Tanto que Luciano, vez ou outra, reconhece que ninguém vai acreditar nele. “A gente tem que pensar no que ele escreveu considerando o contexto histórico, século 2, quando — ele dá a entender — ainda se tomavam muitos mitos criados na literatura (como a Odisseia, de Homero, muito citada) como verdadeiros. O livro é uma ironia quanto à essa crença”, explica Piqueira.
O tradutor não arrisca apontar trabalhos ou autores contaminados por A História Verdadeira, mas identifica vontades literárias semelhantes em outros títulos. “Quando você lê o Cândido, de Voltaire, por exemplo, é difícil não achar que o francês havia lido Luciano.
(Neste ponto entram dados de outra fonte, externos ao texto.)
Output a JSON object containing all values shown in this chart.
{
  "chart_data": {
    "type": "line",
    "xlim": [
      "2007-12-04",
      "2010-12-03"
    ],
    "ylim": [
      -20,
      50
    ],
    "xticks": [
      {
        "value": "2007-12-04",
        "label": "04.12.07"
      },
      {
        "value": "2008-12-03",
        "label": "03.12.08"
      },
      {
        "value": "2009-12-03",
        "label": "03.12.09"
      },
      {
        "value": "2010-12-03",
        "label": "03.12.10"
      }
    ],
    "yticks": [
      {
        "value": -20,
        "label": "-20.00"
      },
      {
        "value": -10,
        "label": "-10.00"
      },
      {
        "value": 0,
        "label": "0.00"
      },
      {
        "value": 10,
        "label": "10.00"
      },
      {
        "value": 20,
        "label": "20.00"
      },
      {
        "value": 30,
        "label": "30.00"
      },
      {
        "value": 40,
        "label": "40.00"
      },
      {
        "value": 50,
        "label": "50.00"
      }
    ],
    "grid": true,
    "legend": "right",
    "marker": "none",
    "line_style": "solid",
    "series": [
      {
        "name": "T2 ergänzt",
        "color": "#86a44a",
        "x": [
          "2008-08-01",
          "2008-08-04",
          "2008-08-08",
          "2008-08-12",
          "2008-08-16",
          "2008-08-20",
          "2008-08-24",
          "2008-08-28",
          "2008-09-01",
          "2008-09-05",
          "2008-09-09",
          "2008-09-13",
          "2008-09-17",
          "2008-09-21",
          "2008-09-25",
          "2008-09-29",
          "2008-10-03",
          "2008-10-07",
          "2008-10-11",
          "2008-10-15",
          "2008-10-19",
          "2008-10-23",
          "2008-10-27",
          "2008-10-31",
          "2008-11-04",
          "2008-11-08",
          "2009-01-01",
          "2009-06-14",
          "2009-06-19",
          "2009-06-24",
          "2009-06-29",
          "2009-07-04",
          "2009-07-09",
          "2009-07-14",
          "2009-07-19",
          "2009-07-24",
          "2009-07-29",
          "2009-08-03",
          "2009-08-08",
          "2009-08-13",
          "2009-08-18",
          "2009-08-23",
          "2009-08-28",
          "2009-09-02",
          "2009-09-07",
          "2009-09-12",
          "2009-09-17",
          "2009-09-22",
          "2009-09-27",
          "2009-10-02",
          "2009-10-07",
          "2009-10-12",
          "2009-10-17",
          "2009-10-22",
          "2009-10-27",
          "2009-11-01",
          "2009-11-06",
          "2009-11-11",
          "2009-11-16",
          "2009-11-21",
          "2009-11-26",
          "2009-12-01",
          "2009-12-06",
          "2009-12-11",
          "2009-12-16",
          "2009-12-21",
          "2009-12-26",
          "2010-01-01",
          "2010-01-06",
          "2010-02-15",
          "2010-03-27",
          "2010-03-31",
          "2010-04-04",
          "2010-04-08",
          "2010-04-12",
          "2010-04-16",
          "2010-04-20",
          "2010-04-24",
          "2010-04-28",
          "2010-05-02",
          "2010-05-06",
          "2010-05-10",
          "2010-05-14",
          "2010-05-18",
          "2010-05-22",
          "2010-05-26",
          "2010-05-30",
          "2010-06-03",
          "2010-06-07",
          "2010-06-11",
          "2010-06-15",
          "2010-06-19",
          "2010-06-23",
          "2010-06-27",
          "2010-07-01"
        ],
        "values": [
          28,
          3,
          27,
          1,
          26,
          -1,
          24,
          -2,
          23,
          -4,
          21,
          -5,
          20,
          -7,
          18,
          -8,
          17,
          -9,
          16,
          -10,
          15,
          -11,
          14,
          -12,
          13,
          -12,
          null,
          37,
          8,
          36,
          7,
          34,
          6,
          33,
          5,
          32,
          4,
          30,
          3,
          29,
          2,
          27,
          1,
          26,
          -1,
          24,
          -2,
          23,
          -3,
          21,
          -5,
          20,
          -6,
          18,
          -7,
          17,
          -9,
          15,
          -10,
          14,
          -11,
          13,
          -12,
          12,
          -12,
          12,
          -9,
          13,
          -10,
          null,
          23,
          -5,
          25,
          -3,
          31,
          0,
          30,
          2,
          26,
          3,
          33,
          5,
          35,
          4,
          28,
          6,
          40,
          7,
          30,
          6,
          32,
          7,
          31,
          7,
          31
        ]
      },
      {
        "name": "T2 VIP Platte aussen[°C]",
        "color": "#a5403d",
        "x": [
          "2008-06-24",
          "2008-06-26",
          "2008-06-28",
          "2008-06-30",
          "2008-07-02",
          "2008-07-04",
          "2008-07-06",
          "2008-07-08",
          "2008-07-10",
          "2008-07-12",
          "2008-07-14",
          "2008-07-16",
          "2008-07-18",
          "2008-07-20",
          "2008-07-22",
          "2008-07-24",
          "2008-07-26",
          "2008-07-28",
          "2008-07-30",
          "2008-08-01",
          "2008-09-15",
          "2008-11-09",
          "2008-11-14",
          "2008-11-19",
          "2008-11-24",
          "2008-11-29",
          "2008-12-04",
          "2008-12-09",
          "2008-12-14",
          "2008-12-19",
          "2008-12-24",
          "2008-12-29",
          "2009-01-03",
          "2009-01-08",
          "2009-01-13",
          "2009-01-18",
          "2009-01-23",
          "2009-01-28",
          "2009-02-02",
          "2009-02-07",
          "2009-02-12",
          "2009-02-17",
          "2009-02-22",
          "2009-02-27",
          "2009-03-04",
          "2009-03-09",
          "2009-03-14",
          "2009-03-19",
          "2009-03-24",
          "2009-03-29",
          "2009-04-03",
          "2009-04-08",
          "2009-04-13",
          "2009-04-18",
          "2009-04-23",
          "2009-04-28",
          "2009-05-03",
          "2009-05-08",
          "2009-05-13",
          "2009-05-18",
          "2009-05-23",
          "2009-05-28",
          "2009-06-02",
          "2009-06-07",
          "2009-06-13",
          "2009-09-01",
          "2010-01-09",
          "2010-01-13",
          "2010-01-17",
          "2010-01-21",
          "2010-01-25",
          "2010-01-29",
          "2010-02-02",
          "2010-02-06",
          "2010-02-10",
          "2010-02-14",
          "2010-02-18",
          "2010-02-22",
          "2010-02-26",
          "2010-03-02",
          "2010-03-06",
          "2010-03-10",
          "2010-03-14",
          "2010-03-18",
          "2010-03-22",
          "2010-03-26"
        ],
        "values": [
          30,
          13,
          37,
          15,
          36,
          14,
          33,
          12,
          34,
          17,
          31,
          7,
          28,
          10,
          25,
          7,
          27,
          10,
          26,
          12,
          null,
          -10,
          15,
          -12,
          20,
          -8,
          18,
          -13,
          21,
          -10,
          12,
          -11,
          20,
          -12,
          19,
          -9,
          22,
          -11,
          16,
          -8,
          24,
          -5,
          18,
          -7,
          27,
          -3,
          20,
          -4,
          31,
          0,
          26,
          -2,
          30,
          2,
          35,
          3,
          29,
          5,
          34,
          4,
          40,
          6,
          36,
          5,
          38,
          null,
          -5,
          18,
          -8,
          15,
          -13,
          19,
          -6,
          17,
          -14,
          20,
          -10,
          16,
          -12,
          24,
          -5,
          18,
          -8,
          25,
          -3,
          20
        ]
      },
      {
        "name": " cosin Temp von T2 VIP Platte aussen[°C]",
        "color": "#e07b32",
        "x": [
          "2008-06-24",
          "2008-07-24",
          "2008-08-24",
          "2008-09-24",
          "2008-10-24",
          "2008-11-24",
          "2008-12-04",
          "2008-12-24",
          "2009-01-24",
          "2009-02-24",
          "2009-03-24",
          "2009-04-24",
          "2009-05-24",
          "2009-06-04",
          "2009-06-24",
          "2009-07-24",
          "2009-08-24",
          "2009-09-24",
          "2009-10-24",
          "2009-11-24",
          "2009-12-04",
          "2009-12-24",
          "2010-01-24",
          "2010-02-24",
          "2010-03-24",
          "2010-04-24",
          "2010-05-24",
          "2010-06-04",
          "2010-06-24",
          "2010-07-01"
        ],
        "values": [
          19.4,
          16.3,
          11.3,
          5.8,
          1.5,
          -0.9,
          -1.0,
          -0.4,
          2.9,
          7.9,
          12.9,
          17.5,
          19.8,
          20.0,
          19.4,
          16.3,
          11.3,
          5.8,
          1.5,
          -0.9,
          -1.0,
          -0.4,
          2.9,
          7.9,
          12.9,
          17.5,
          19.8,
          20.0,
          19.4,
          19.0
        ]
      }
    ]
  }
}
O mesmo ocorre com Viagem à Lua, de Cyrano de Bergerac”, acrescenta.
Em parágrafos breves, mas lotados de detalhes, o sírio cria situações e seres bizarros. Os nativos da Lua têm olhos removíveis, e os bebês são fertilizados, não no útero, mas na batata da perna. Num dia de azar, em que os gregos aproveitavam a tranquilidade do mar, uma baleia de 500 quilômetros de comprimento engoliu os viajantes — com navio e tudo.
Os exageros têm propósitos mais humorísticos do que fantásticos. “Não acho que a influência do livro na ficção científica seja direta — creio que a obra é mais um precursora involuntária do gênero do que um cânone. O aspecto ficção científica me parece ter surgido muito mais como uma vontade de ‘vou escrever a viagem mais absurda possível’ do que ‘vou criar uma aventura interplanetária’”, delineia Piqueira.
Trecho de A História Verdadeira
“Cruzando o rio por um trecho raso, descobrimos as mais extraordinárias espécies de videiras. Brotavam da terra num tronco grosso e bem formado, mas, da cintura para cima, tornavam-se lindas mulheres (como nas pinturas que representam Dafne se transformando em árvore após ser capturada por Apolo). Seriam fêmeas perfeitas, não ostentassem ramos carregados de uva na ponta dos dedos e a cabeça coberta por vasta folhagem em vez de fios de cabelo. Logo nos saudaram, animadas. Algumas em lídio, outras em indiano, a maioria em grego. Beijavam nossas bocas, e aquele que era beijado imediatamente ficava bêbado. Só não nos permitiam colher as frutas de suas mãos, urrando de dor a cada tentativa. Algumas ofereceram sexo, e dois de meus homens que aceitaram o convite não conseguiram mais desvencilhar seus corpos após o ato. Transformaram-se também em planta, envoltos por galhos e enraizados ao solo.”